Ran starrte die Waffe des Eindringlings an, den die anderen hinter der offenstehenden Tür nicht sehen konnten. Wenn der Unheimliche schoß, war Ran tot. Der Mann in der schillernden Kleidung wußte, daß er sich niemals so schnell ducken konnte, wie die Klinge heranflog.
»Was wollt ihr?« fauchte er die fünf Weißen an.
»Es wurde gekämpft, Herr! Deine Wachtposten vor der Tür sind ermordet. Ein Unbekannter treibt sich im Palast herum!«
Ran zwang sich zu einem spöttischen Lachen. »Und ihr Narren glaubt, er wäre hier?«
»Mit deiner Erlaubnis, Herr…«
»Ihr habt sie nicht«, fauchte Ran. »Hinaus mit euch. Sofort! Hier ist niemand !«
»Verzeiht, Herr, aber die beiden ermordeten Wächter…«
»Interessieren mich nicht. Ich habe zu arbeiten! Seine Majestät benötigt eine genaue Karte der Glühenden Berge sehr dringend! Hinaus!«
Er wurde immer energischer und lauter.
Endlich gehorchten die Soldaten. Sie zogen sich zurück. Die Tür des Arbeitszimmers fiel ins Schloß.

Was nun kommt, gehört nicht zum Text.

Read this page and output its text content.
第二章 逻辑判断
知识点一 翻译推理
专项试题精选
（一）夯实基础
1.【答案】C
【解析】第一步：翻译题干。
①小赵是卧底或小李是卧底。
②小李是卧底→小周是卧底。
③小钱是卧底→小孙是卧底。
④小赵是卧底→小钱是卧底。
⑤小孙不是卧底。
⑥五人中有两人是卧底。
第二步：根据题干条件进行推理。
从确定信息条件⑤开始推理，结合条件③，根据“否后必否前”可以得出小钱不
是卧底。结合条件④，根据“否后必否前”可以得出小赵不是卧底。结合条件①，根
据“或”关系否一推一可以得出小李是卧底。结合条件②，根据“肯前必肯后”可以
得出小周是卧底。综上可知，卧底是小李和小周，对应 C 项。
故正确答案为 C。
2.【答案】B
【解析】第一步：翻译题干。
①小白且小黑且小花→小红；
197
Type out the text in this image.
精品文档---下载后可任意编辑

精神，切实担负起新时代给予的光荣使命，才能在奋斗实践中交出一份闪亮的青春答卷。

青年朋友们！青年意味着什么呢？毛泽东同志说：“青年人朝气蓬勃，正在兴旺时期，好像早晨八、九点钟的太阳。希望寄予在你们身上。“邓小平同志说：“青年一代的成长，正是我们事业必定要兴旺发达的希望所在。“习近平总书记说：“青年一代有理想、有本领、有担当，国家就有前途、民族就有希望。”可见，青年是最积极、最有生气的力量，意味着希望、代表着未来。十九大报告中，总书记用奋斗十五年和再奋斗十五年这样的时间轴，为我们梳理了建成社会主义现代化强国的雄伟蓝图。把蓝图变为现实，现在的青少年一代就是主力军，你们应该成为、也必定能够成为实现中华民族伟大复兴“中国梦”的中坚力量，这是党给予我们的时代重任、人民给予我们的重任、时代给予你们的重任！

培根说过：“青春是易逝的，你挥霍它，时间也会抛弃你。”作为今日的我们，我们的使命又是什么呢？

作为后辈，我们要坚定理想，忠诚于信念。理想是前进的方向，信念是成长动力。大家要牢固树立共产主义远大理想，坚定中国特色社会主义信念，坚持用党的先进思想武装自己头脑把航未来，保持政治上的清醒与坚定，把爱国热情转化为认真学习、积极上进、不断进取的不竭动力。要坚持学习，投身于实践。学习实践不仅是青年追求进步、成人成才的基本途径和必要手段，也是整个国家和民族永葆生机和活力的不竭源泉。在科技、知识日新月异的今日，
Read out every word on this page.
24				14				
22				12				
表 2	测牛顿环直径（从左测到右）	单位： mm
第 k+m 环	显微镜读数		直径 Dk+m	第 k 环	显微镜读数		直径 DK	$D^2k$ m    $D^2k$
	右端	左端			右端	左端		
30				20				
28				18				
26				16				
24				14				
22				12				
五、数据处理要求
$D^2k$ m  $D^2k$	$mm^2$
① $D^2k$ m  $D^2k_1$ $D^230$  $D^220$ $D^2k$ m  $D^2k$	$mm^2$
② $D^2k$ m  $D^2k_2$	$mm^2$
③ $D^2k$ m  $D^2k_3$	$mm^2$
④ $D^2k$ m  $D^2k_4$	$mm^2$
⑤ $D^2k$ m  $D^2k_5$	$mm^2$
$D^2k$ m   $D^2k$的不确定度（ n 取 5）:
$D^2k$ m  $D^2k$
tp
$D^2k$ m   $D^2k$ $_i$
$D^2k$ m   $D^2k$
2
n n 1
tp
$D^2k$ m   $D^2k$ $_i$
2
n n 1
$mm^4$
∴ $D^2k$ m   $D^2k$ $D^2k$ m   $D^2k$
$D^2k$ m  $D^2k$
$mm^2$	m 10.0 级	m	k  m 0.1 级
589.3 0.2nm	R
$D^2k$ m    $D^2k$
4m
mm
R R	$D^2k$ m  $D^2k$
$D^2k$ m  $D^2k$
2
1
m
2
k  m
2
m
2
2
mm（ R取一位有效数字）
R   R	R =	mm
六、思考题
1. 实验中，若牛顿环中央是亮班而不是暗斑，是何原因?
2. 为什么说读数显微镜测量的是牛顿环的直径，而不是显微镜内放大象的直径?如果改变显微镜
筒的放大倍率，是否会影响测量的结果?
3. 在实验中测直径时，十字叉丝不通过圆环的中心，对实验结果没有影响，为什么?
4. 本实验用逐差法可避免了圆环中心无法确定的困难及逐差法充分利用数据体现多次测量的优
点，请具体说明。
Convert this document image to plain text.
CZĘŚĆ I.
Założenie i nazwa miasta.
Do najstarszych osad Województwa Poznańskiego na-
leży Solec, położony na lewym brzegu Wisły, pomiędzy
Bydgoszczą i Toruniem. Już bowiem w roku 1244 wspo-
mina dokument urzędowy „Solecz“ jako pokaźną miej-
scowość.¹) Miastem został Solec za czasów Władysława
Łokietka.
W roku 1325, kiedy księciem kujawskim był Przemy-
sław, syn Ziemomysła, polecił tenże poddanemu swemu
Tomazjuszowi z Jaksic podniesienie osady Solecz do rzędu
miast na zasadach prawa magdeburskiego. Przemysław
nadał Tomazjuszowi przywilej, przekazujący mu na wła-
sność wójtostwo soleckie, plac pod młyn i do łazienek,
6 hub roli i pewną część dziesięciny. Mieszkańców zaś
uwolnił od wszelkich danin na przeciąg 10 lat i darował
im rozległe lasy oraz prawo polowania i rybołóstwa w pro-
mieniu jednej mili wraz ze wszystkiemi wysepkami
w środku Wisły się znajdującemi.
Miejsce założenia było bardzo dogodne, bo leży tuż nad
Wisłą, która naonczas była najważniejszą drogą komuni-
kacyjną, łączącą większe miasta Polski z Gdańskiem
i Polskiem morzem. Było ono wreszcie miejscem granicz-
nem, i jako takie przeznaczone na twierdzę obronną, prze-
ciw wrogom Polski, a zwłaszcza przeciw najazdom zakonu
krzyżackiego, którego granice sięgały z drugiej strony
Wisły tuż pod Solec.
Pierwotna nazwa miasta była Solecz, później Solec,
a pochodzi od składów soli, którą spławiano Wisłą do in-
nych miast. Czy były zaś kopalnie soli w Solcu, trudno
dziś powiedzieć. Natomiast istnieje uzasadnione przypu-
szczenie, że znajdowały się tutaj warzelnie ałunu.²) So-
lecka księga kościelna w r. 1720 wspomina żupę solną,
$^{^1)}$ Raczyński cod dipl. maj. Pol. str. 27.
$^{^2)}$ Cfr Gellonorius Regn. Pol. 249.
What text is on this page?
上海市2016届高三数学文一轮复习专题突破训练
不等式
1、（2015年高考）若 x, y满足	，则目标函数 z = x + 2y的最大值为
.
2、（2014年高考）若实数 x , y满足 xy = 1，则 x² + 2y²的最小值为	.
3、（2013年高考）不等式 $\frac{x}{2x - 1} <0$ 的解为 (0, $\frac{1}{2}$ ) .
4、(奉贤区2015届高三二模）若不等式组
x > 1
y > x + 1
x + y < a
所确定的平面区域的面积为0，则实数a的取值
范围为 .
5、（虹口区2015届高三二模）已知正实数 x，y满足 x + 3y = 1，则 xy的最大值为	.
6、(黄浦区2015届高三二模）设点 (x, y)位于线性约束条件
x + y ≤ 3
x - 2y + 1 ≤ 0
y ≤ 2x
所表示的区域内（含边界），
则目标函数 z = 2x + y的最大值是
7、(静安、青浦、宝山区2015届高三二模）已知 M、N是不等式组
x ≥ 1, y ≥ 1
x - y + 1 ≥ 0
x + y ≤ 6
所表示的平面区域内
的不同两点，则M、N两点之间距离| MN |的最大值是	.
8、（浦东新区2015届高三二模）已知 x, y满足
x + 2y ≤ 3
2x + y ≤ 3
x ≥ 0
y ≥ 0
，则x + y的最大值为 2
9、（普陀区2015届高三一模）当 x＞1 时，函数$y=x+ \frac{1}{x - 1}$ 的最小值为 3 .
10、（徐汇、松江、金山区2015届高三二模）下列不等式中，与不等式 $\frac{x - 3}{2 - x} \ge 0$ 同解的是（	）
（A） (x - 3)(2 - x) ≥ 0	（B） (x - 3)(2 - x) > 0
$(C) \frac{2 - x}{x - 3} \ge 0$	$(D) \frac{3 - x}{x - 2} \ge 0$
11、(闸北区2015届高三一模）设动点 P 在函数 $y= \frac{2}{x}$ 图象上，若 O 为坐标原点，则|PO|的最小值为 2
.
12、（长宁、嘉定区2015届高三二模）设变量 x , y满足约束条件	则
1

Ran sank hinter seinem Tisch wieder zusammen. Er war immer noch blaß. Unverwandt sah er den stumm dastehenden Gepanzerten an, der seine Waffen immer noch nicht senkte.
»Nun, sie sind fort«, sagte Ran schließlich. »Was willst du noch? Laß mich arbeiten.«
»Oh nein, Ran«, rasselte es hinter dem Visier. »Noch nicht. Ich habe eine weitaus bessere Verwendung für dich.«
Er trat langsam näher. Wechselte die rechte Waffe mit in die linke Hand und öffnete das Helmvisier.
»Santor«, murmelte Ran. »Ich ahnte es.«
Santor trat endgültig an den Tisch heran. »Wie das?« fragte er selbst überrascht.
Ran lächelte verkrampft. »Nur ein Verzweifelter wie du, Dominus Santor, ist fähig, sich so närrisch zu benehmen. Was hoffst du damit zu erreichen?«
»Ich will mein Recht und meine Tochter«, sagte Santor hart.
»Und deshalb tötest du Soldaten des Kaisers?«
»Ich wehrte mich. Sie hätten mich getötet«, sagte Santor.
»Ich sehe es«, nickte Ran.
Santor folgte seiner Blickrichtung und sah einen dünnen roten Blutfaden, der sich entlang der enganliegenden Rüstung in Hüfthöhe zog. Dort hatte ihn das Geschoß gestreift. Es hatte ihn also doch verletzt. Er spürte aber nicht den geringsten Schmerz.
Er starrte Ran an. »Du hast mir besser geholfen, als ich dachte.